Ebola is "spiraling out of control," CDC director says
Dr. Thomas Frieden, director of the U.S. Centers for Disease Control and Prevention, says the Ebola epidemic is "spiraling out of control" and is likely to get worse. Frieden has just returned from West Africa, where he toured areas affected by the outbreak.
Speaking on Tuesday with "CBS This Morning" from CDC's Atlanta headquarters, Frieden said it's critical now more than ever to help the countries where Ebola has taken hold.
"There is still a window of opportunity to tamp it down, but that window is closing. We really have to act now," Frieden told CBS News. "Too many places are sealing off these countries. If we do that, paradoxically, it's going to reduce safety everywhere else. Whether we like it or not, we're all connected and it's in our interest to help them tamp this down and control it."
Later, in a news conference at the CDC, Frieden said that while the situation is dire, it is not hopeless. "The countries are engaged, they're willing to stop it," he said. "They need the world to work with them. This isn't just these countries' problems, it's a global problem."
While traveling through the region, Frieden said he spoke with a 22-year-old woman who was in her fourth year of college studying English, whose sister-in-law died from Ebola. "She held the 10- year old niece in her hands, that's how she got Ebola. She and many of her family members went to the treatment unit and she watched her brother die horribly next to her, feeling totally powerless, unable to help him, and terrified the same thing would happen to her."
As of Aug. 28, there have been 3,069 suspected and confirmed cases of the virus and 1,552 deaths, according to the World Health Organization. Liberia has suffered the greatest number, with 1,378 suspected and confirmed cases and 694 deaths.
Last week, WHO released a report that estimates the outbreak will kill as many as 20,000 people before it is finally contained.

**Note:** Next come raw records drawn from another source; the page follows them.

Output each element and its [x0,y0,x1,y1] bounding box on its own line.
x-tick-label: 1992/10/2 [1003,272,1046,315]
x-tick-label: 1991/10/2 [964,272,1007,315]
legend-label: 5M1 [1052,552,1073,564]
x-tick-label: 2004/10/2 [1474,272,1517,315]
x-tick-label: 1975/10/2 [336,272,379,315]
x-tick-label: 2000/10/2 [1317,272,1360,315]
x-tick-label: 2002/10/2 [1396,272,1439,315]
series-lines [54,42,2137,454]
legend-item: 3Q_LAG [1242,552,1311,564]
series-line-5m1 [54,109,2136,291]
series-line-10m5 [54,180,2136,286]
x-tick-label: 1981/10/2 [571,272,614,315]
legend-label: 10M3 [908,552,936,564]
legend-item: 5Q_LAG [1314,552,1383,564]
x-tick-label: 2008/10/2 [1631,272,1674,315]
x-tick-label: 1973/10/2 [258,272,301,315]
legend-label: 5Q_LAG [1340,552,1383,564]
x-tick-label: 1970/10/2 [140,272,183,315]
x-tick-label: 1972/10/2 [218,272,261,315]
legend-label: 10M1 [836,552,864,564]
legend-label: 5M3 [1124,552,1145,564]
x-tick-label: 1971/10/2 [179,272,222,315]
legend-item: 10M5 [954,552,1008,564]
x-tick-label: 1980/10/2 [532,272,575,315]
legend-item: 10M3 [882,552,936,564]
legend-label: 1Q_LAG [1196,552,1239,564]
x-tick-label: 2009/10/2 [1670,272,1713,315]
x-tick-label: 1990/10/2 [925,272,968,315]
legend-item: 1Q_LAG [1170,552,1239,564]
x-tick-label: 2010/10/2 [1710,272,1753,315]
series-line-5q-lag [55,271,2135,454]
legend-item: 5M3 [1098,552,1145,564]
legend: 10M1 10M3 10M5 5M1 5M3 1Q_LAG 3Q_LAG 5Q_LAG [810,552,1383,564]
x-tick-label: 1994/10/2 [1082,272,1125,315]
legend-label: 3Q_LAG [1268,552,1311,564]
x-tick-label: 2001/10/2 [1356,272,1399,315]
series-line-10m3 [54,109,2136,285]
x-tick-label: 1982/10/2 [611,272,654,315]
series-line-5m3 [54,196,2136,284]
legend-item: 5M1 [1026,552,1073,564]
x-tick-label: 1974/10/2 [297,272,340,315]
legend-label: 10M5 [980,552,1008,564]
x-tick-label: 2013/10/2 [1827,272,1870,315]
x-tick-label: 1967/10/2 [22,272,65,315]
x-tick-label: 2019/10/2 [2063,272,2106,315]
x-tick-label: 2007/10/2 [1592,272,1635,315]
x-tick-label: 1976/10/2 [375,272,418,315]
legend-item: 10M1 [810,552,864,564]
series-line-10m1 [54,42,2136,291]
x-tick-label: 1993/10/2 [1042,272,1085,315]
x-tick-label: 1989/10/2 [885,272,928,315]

Though Frieden said he believes medical research will eventually advance enough to provide the right drug interventions, people cannot pin their hopes on this in the immediate future. Instead the medical communities in the U.S. and abroad must work to provide quality care and use effective public health measures to isolate and contain the outbreak. Epidemiologists have learned from slowing -- and stopping -- prior outbreaks hat public education is key, and it can also lessen the stigma experienced by West Africans who survive Ebola's grip.
Though there are some potential drug treatments and vaccines in the pipeline, none have been shown definitively to work on humans. This week, the National Institutes of Health will begin a Phase 1 human clinical trial of an Ebola vaccine, called VRC 207. The researchers will test the vaccine on a small number of healthy volunteers to see if it's safe and triggers an adequate immune system response.
Additionally, researchers studying ZMapp -- an experimental drug used to treat a number of health care workers stricken with the virus, including two American volunteers -- published promising results of a preclinical trial on monkeys that indicates the serum has a 100 percent cure rate in primates, though it's unclear how well it works on humans.
"The epidemic is going faster than we are, so we need to scale up our response," Frieden said. "We can hope for new tools and maybe they'll come, but we can't count on them."